Apakah keempat orang, termasuk saya, merasakan bahagia saat menikmati minuman yang dipesannya?
Jawabannya, bisa ya bisa tidak. Lho kok ndak tentu, bagaimana?
Semuanya bergantung pada sikap kita masing-masing. Sedetik kemudian, kawan di sebelah saya mengatakan, teh yang diminum adalah teh dengan rasa spesial. Rasanya enak, katanya. Selera saya bergeser.
Saya jadi kepingin menikmati teh tersebut. Lebih dari itu, saya menyesal karena tidak memesan teh. Kopi di depan saya jadi tidak menarik lagi. Saya kehilangan selera.
Kebahagiaan yang saya rasakan dari secangkir kopi hilang, diganti rasa penasaran sekaligus penyesalan.
Padahal, jenis minuman bukan hanya kopi dan teh. Ada ratusan atau mungkin ribuan jenis minuman di sekitar kita. Apa jadinya kalau kita ingin minum semuanya dalam waktu yang bersamaan?

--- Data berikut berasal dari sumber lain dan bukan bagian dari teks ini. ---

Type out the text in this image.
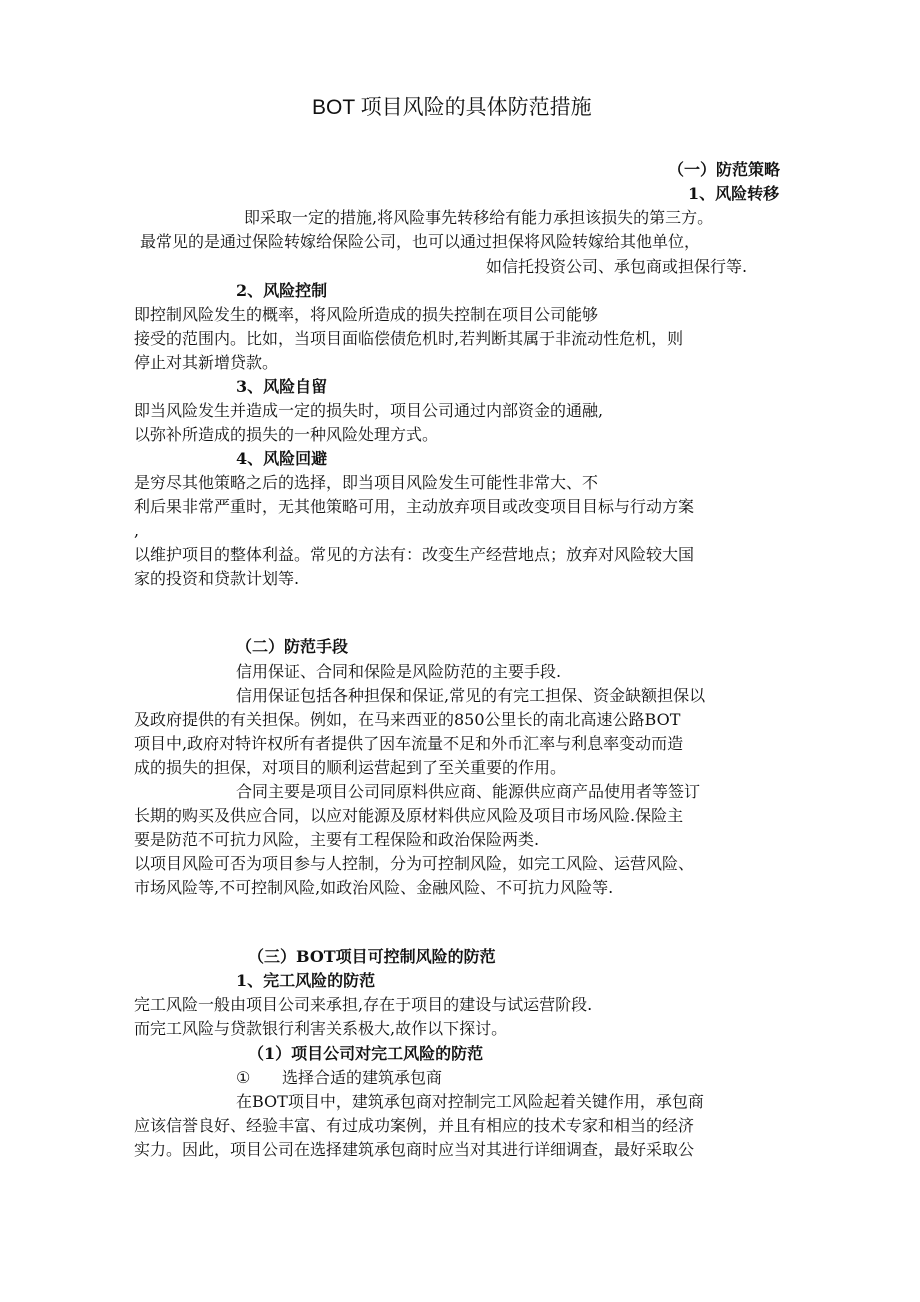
BOT 项目风险的具体防范措施
（一）防范策略
1、风险转移
即采取一定的措施,将风险事先转移给有能力承担该损失的第三方。
最常见的是通过保险转嫁给保险公司，也可以通过担保将风险转嫁给其他单位，
如信托投资公司、承包商或担保行等.
2、风险控制
即控制风险发生的概率，将风险所造成的损失控制在项目公司能够
接受的范围内。比如，当项目面临偿债危机时,若判断其属于非流动性危机，则
停止对其新增贷款。
3、风险自留
即当风险发生并造成一定的损失时，项目公司通过内部资金的通融,
以弥补所造成的损失的一种风险处理方式。
4、风险回避
是穷尽其他策略之后的选择，即当项目风险发生可能性非常大、不
利后果非常严重时，无其他策略可用，主动放弃项目或改变项目目标与行动方案
,
以维护项目的整体利益。常见的方法有：改变生产经营地点；放弃对风险较大国
家的投资和贷款计划等.
（二）防范手段
信用保证、合同和保险是风险防范的主要手段.
信用保证包括各种担保和保证,常见的有完工担保、资金缺额担保以
及政府提供的有关担保。例如，在马来西亚的850公里长的南北高速公路BOT
项目中,政府对特许权所有者提供了因车流量不足和外币汇率与利息率变动而造
成的损失的担保，对项目的顺利运营起到了至关重要的作用。
合同主要是项目公司同原料供应商、能源供应商产品使用者等签订
长期的购买及供应合同，以应对能源及原材料供应风险及项目市场风险.保险主
要是防范不可抗力风险，主要有工程保险和政治保险两类.
以项目风险可否为项目参与人控制，分为可控制风险，如完工风险、运营风险、
市场风险等,不可控制风险,如政治风险、金融风险、不可抗力风险等.
（三）BOT项目可控制风险的防范
1、完工风险的防范
完工风险一般由项目公司来承担,存在于项目的建设与试运营阶段.
而完工风险与贷款银行利害关系极大,故作以下探讨。
（1）项目公司对完工风险的防范
① 选择合适的建筑承包商
在BOT项目中，建筑承包商对控制完工风险起着关键作用，承包商
应该信誉良好、经验丰富、有过成功案例，并且有相应的技术专家和相当的经济
实力。因此，项目公司在选择建筑承包商时应当对其进行详细调查，最好采取公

Saya sadar dengan pilihan saya. Namun demikian, hal ini belum tentu melanggengkan kebahagiaan yang saya inginkan. Pasalnya, segelas teh spesial menawarkan kenikmatan yang lain.
Kita tidak mungkin dan tidak akan bisa mendapatkan sekaligus menikmati segalanya. Bukan hanya relatif, kebahagiaan yang selama ini kita dambakan ternyata juga sangat terbatas.
Seseorang yang menghabiskan hari untuk mengejar karir tidak bisa merasakan nikmatnya jagongan bersama tetangga di kampung. Sebagaimana orang yang menikmati kopi hitam, pada momentum yang sama, tidak bisa merasakan teh hangat spesial.
Siapa yang membatasi kebahagiaan itu? Adalah diri kita sebagai manusia yang sejatinya penuh keterbatasan. Kendati demikian, kebahagiaan tetaplah bisa dirasakan dan dinikmati.